> Arcanum VI: Un templo sobre otro templo

viernes, 30 de marzo de 2012

Un templo sobre otro templo


Un templo sobre otro templo

Por Diego Bang Bang 

¿Te has dado cuenta, Marinova, de todas la cúpulas que parecen antenas y se reparten por todas partes del Centro de la Ciudad? Marinova, insisto, un templo no es lo mismo que una catedral. Y el concepto de convento también difiere de los dos anteriores. De entre tanto vestigio religioso te vi venir, Marinova. Tú con la sonrisa de niña-trapecista y el viento que despeinaba levemente tu cabello. Acá te esperaba con la Tarántula de Dylan, sentado en un huevo como la Morsa y con el sabor errante de tus labios.

En especial recuerdo, hermosa Marinova, aquella iglesia (que también difiere de convento) en la que vimos la pintura del apóstol arrodillado a la espera del Espíritu Santo. Vi en tu mejilla una lágrima y también vi que te volteabas para que no viera la dramática expresión de tu rostro. En ese momento quería llorar porque me impactaba sobremanera tu leve lagrimeo. Algo, algo primigenio e incierto crecía en mi pecho. ¿Amor?

Mientras caminábamos por 20 de Noviembre vi que mirabas fijamente a la Catedral. Imaginaba qué pensarías mientras tus ojos se ostentaban fijos en el imponente edificio. Sólo escuché que me dijiste: "Ahora entiendo lo de la manía de construir un templo sobre otro templo". Esas palabras se enterraron como ruinas en mi henchido pecho.

Comías el café que se colgaba en mi pequeña taza. Mientras tus deditos curvos hurgaban el pocillo, mi mano peinaba tu indomable cabello. El olor a café y el propio de tu cuello se colaban a mi nariz. Era un olor conjunto a café ruso y a deseo mexicano. Mi linda Marinova Samalnikov, moría de ganas por besarte los párpados y de lamer tus dedos mexicanos con sabor a café ruso.

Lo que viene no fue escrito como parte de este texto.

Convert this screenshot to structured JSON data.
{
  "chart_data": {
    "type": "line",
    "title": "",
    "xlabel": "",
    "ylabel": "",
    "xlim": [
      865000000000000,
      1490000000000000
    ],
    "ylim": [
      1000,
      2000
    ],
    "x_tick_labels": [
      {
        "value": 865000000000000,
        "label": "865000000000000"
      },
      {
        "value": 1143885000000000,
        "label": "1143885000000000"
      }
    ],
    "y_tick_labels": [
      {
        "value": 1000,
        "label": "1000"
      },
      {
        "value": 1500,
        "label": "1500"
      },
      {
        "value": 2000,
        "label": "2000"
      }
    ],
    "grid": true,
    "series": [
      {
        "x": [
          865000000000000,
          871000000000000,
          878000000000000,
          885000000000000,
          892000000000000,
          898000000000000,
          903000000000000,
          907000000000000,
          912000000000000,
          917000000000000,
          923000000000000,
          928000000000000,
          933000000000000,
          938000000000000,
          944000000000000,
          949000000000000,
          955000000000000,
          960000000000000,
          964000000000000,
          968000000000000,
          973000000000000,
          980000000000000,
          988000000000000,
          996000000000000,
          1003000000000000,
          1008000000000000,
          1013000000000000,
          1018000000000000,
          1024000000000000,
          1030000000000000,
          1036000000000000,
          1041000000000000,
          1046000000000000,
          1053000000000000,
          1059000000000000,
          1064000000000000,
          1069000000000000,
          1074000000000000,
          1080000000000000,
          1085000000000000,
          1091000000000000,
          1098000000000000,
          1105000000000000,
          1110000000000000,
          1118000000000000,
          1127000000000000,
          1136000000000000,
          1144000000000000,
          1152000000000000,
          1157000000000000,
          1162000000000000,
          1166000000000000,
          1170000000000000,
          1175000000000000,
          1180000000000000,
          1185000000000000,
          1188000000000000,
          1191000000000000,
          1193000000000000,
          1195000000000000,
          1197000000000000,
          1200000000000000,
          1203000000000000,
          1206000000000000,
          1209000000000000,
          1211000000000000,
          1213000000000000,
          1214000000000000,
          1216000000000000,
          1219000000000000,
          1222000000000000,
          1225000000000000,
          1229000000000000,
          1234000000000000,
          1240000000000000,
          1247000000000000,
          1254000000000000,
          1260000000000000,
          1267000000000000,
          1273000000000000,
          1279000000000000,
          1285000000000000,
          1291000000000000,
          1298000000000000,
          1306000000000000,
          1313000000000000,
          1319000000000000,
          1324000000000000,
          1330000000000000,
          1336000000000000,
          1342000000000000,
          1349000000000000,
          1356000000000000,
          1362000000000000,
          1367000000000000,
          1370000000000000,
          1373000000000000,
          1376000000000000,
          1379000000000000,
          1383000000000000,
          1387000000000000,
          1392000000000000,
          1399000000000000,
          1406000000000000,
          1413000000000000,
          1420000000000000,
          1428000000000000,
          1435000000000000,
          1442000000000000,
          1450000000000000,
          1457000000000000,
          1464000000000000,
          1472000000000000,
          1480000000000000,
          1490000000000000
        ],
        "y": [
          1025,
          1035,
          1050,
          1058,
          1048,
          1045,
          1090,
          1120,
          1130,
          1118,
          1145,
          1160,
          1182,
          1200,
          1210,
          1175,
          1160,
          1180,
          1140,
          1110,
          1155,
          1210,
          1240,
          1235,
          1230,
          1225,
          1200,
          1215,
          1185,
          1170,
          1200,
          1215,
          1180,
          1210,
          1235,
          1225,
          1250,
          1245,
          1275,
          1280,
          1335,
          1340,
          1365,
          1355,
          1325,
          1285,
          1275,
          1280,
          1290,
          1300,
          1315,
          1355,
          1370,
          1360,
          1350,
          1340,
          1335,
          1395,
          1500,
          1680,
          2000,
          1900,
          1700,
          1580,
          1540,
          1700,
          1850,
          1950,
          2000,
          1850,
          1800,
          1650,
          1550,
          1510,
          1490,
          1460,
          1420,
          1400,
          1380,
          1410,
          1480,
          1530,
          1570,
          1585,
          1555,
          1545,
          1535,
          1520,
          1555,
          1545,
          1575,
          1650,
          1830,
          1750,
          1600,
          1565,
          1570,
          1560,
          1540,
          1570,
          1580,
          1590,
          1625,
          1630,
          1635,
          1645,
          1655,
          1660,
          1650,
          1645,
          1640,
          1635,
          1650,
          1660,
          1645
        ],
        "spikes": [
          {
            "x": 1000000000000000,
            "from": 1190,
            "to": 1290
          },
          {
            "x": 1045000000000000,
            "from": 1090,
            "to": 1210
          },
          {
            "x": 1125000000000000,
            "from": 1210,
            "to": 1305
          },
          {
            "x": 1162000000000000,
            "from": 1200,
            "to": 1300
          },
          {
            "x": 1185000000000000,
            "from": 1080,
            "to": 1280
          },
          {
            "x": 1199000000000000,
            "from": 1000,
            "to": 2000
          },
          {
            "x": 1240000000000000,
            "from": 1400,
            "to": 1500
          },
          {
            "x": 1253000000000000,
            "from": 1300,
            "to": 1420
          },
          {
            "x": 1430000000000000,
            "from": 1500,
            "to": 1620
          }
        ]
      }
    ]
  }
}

O viceversa: tus dedos rusos con sabor a café de amor mexicano.

Un día me entregaste tu poemario favorito. Me dijiste que era un poeta chileno homosexual. También me dijiste que para nada se parecía a la gran tradición poética de la vanguardia chilena. Te gustaba, según me aclaraste, por el estilo parco y sin florituras. En mi  ignorancia poética no podía dejar de pensar en lo bello que era escucharte hablar de poesía con el sistema de cúpulas-antenas citadinas como telón de fondo.      

Pronto comencé a escribir acerca de ti, hermosa Marinova. A veces eras un personaje más ruso que mexicano; a veces, todo lo contrario. En los textos rusos, eras fría y brillante como la nieve. En los textos mexicanos, eras abrupta e insondable como el desierto. A la mitad estaban los textos citadinos. En ellos eras una amalgama, una inevitable superposición. Eras al mismo tiempo la excéntrica Marinova y la amorosa Samalnikov. Eras, como la estructura de la Ciudad de México, un templo sobre otro templo. Un templo ruso-mexicano incrustado en lo más profundo de mí.